Невозможный - стр. 29
– Почему?
– У меня были занятия поинтересней.
– Можно узнать – какие?
– Ну, музыкой мне нравилось заниматься больше, чем бухать с пацанами и выслушивать их вранье про отвязный секс с одноклассницами. К примеру.
– Так ты музыкант?
– Бывший, – ответил он.
– Как это? А почему бросил?
– Я не бросил. Я учился на отделении академического вокала, но у меня однажды пропал голос. Навсегда.
– И как ты это пережил?
– С большим трудом. Повеситься хотелось. Я всегда жил с ощущением, что со мной ничего страшного приключиться не может. Я же не представлял, что может оказаться самым страшным. Если бы родители не пасли меня тогда двадцать четыре часа в сутки, я бы точно что-нибудь с собой сотворил. Папа со мной в одной комнате спал и под дверью ванной караулил.
Ты не знала, как выразить ему свое сочувствие. Слов подходящих не нашла. Поэтому просто взяла его под руку.
– И чем ты теперь занимаешься?
– Самообманом, – ответил он серьезно. – Самообманом под названием «новая профессия». Я служу юристом в одной крупной строительной компании. А пацан – жуткий харизматик!
Тебя вдруг удивило, что Гера постоянно возвращается мыслями к мальчишке.
– Ты о нем говоришь так, будто влюблен в него, – пошутила ты.
Парень помолчал некоторое время. Ну, шагов десять помолчал. А потом сказал:
– А я и влюблен, наверное. Если не врать себе.
– Ты… эээ…
Ты даже попыталась тихонько вытащить свою руку. Но он не позволил, прижал локтем к боку.

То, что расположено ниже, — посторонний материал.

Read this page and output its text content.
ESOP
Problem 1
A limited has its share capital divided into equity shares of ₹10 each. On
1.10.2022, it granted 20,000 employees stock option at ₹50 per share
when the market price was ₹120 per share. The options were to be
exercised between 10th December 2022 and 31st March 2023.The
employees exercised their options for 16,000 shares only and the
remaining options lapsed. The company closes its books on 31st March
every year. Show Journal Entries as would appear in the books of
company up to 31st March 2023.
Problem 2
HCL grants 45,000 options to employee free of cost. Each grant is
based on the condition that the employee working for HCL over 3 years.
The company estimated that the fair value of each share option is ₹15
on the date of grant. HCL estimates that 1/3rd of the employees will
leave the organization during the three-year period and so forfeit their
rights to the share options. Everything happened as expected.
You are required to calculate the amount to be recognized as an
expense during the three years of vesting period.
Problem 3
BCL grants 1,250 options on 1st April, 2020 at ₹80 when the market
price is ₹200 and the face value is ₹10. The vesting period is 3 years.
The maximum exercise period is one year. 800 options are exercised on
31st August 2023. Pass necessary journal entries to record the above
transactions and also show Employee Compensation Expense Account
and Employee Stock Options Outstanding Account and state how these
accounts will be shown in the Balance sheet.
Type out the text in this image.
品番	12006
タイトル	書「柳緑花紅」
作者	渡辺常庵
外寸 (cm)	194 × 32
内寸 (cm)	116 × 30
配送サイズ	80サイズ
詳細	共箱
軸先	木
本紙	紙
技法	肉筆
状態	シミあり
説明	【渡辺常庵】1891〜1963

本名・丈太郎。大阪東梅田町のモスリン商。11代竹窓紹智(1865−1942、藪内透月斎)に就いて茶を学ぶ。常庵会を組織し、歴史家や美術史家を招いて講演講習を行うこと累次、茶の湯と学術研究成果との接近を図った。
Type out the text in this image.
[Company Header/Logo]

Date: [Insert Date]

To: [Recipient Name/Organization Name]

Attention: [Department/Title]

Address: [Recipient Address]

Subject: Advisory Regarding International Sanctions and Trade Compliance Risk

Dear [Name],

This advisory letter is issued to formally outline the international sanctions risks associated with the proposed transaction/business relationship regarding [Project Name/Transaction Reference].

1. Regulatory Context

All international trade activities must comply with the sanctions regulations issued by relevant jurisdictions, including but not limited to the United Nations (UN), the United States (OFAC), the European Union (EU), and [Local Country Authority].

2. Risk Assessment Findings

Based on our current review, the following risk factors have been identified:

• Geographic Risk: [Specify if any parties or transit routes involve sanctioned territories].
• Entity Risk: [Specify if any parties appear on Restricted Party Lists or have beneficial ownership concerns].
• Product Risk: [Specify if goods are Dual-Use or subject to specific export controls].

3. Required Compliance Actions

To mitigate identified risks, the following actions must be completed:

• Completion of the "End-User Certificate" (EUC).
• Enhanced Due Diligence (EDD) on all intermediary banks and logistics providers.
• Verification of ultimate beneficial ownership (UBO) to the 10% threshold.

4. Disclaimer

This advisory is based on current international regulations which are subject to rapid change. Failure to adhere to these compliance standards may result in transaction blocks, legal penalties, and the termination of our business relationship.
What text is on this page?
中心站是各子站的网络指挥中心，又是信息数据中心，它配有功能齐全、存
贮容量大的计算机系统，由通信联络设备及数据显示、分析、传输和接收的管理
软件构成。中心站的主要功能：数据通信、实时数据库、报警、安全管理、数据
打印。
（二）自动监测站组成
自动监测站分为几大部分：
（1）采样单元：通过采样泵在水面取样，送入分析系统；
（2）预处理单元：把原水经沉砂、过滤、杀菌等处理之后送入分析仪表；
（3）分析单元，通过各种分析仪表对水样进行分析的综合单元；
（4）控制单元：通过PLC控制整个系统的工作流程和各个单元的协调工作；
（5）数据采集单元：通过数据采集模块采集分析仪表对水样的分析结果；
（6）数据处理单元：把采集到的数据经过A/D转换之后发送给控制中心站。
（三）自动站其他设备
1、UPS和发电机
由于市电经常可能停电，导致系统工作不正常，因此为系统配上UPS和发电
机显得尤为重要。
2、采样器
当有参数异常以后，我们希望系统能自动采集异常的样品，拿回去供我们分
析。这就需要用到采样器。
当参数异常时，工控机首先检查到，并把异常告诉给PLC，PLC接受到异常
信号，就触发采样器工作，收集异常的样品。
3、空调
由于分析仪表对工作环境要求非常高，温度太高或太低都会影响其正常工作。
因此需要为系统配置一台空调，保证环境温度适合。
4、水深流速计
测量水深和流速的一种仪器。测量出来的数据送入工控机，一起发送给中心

– Нет, я не гей, если ты об этом. Я абсолютно гетеросексуален. Просто язык наш беден в выражении и определении чувств. Оттенков чувств больше, чем придумано для них слов. Я затрудняюсь определить то, что я к нему испытываю. Но, пожалуй, «впюблен» – это самое близкое. А может, это не влюбленность, а восхищение, потому что он – пример того, как нужно пробиваться по жизни. Я его за эту безграничную веру в себя, за характер безмерно уважаю. И не только за это.
– Характер? – удивилась ты. А потом вдруг вспомнила его уход из школы, из дома, его непростые отношения с городом детства. Но в словах парня звучала такая маниакальная одержимость, что ты уже не верила ни одному его слову.
– Он же просто заставил всех его услышать! Я никогда не думал, что меня может чему-то научить семнадцатилетний пацан, а вот… Он – сильный человек, а общение с сильными людьми, пусть даже не личное, дает стимул. Вообще удивительно: в таком хрупком теле – такой мощный характер. Он – самовыживалка. Автономная творческая боевая единица. Я завидую ему, завидую тому, что он… есть у себя. Я бы хотел быть… им. Но… кому-то – летать, кому-то – ходить по земле. Знаешь, когда я думаю о нем, меня пробивает на совершенно не свойственный мне пафос. Я сам слышу этот свой высокоэпичный панегирик, но иначе о нем говорить не могу.
Тебе казалось, что этот странный парень разговаривает сам с собой.
– Ты веришь в себя? – обратился он к тебе.
– Я, если честно, вообще не понимаю, как это.
– В свой талант, в свои силы.
– Я, наверное, бездарщина и задохлик. Нет во мне никаких сил и талантов. А он – такой!
И, испугавшись, что проговорилась, добавила:
– Мне тоже так показалось.
– Да, он – невозможный. Во всех смыслах.
Ты вдруг поняла, что этот мальчишка именно – невозможный. И для тебя, в том числе.
– Зачем ты мне это говоришь? – быстро спросила ты.